À l'occasion du centiùme anniversaire de Judy Garland, diffusez "The Clock" - The New Yorker

🍿 2022-06-10 23:15:17 – Paris/France.

La plus grande performance de Judy Garland est dans la version de 1954 de « A Star Is Born », mais son plus grand film est « The Clock » (diffusĂ© sur plusieurs plateformes, y compris Criterion Channel), de 1945, qui a Ă©tĂ© rĂ©alisĂ© par son futur ĂȘtre mari, Vincente Minnelli. C’est le film dans lequel Minnelli a d’abord libĂ©rĂ© toute la force de son talent artistique, et il l’a fait grĂące au pouvoir dramatique de Garland.
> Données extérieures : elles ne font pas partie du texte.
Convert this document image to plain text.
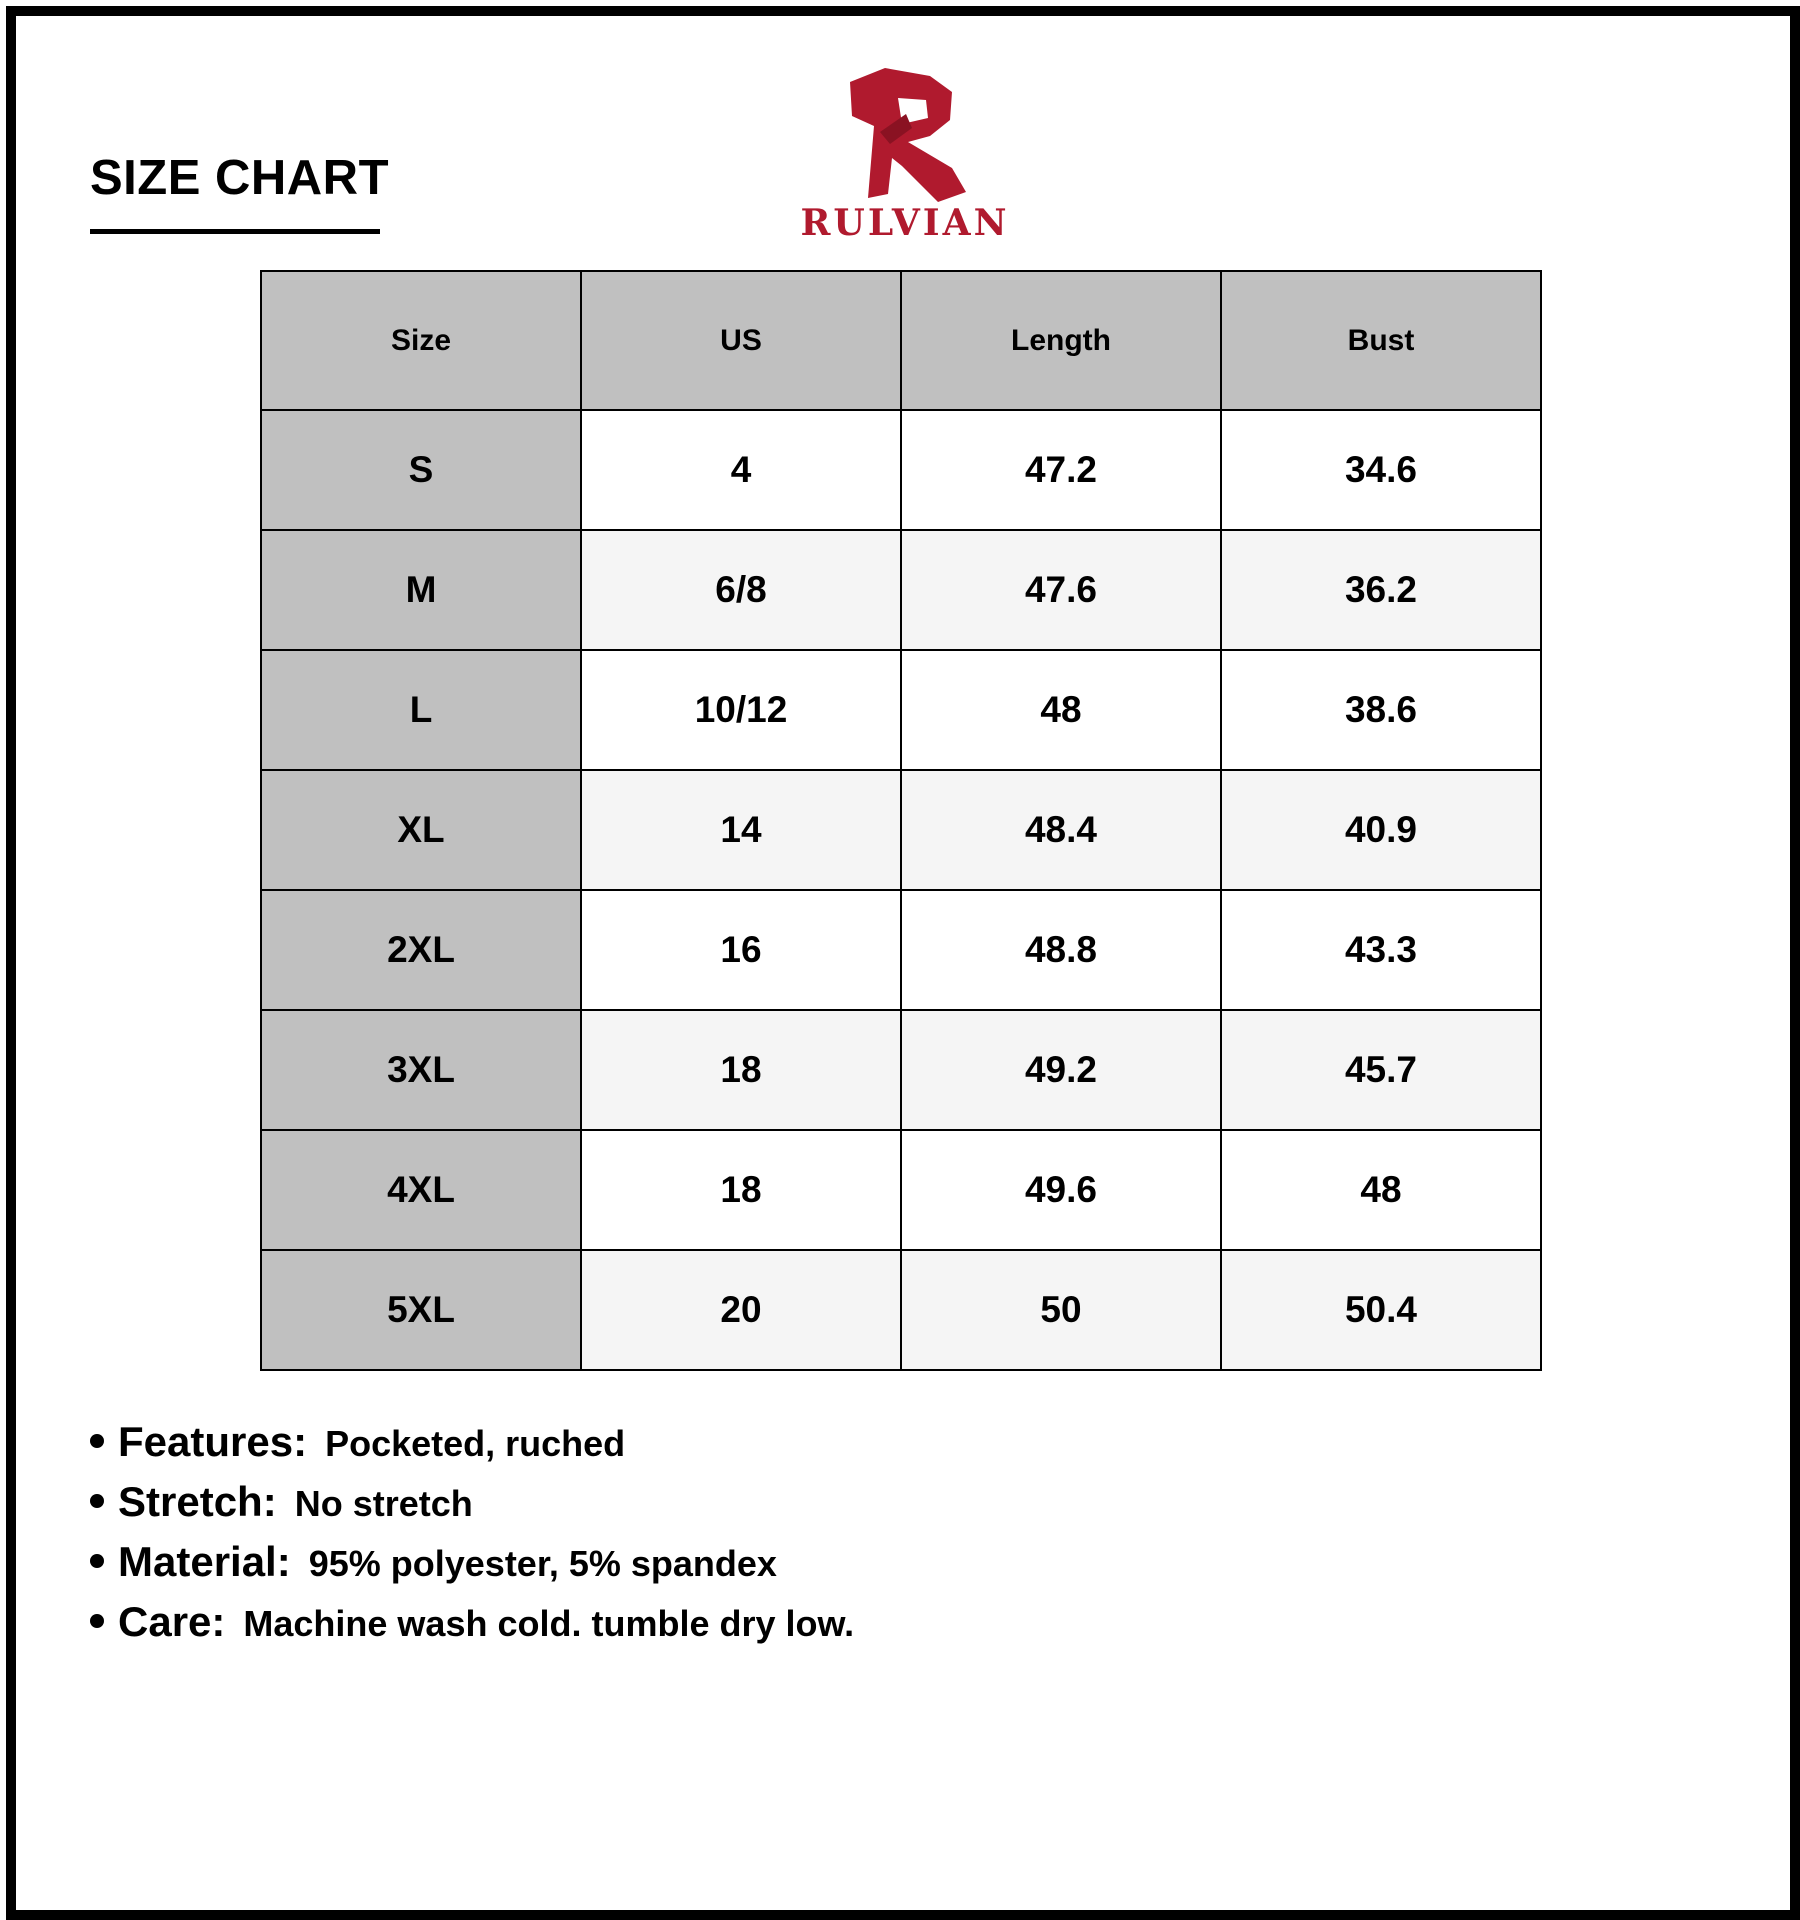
SIZE CHART
RULVIAN
Size	US	Length	Bust
S	4	47.2	34.6
M	6/8	47.6	36.2
L	10/12	48	38.6
XL	14	48.4	40.9
2XL	16	48.8	43.3
3XL	18	49.2	45.7
4XL	18	49.6	48
5XL	20	50	50.4
Features: Pocketed, ruched
Stretch: No stretch
Material: 95% polyester, 5% spandex
Care: Machine wash cold. tumble dry low.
Garland est nĂ©e le 10 juin 1922 et « The Clock », tournĂ© Ă  la fin de 1944, alors que Garland avait vingt-deux ans, est le premier film dans lequel elle a jouĂ© mais n’a pas chantĂ©. C’est strictement un drame romantique, et son drame est enracinĂ© dans l’histoire primordiale du moment historique, la Seconde Guerre mondiale. La grandeur de « The Clock » s’étend dans de nombreuses dimensions : comme un film de la vie sur le front intĂ©rieur et dans le service militaire ; comme un film de New York ; et comme l’une des romances les plus ravissantes, les plus tendres et, en fait, les plus Ă©rotiques publiĂ©es par un studio hollywoodien de l’époque classique.

La perspicacitĂ© et l’influence de Garland sont Ă  la base mĂȘme du film. Elle avait fait pression sur ses patrons Ă  la MGM pour un rĂŽle dramatique et non chantant, et « The Clock » est entrĂ© en production sous la direction de Fred Zinnemann, un Ă©migrĂ© juif autrichien qui Ă©tait en quelque sorte un spĂ©cialiste des drames sociaux-rĂ©alistes. Garland n’était pas satisfait de l’avancement du tournage et a persuadĂ© le producteur du film, Arthur Freed (le principal superviseur des comĂ©dies musicales du studio ainsi qu’un parolier de premier plan, dont les crĂ©dits incluent la chanson « Singin ‘in the Rain »), de remplacer Zinnemann par Minnelli. Elle avait dĂ©jĂ  travaillĂ© avec Minnelli pour la comĂ©die musicale « Meet Me in St. Louis », et il Ă©tait aussi son partenaire amoureux. (Ils se sont mariĂ©s en juin 1945.) Le choix s’est avĂ©rĂ© inspirĂ©. Minnelli et Garland partagent un lien Ă©motionnel et artistique qui a suscitĂ© sa performance librement expressive et son talent artistique distinctif. S’il Ă©tait un styliste cinĂ©matographique exquis, ses mĂ©thodes dĂ©coratives visent une sorte de rĂ©alisme qui lui est propre. « The Clock » offre un Ă©cheveau ininterrompu de performances poignantes, acidulĂ©es et sensibles dans une dĂ©monstration de virtuositĂ© de rĂ©alisateur qui Ă©tait rare Ă  Hollywood ou, d’ailleurs, n’importe oĂč. Loin d’ĂȘtre un simple exercice de style visuel, la mise en scĂšne de Minnelli incarne une large vision philosophique du monde et une ardente intimitĂ© Ă©motionnelle.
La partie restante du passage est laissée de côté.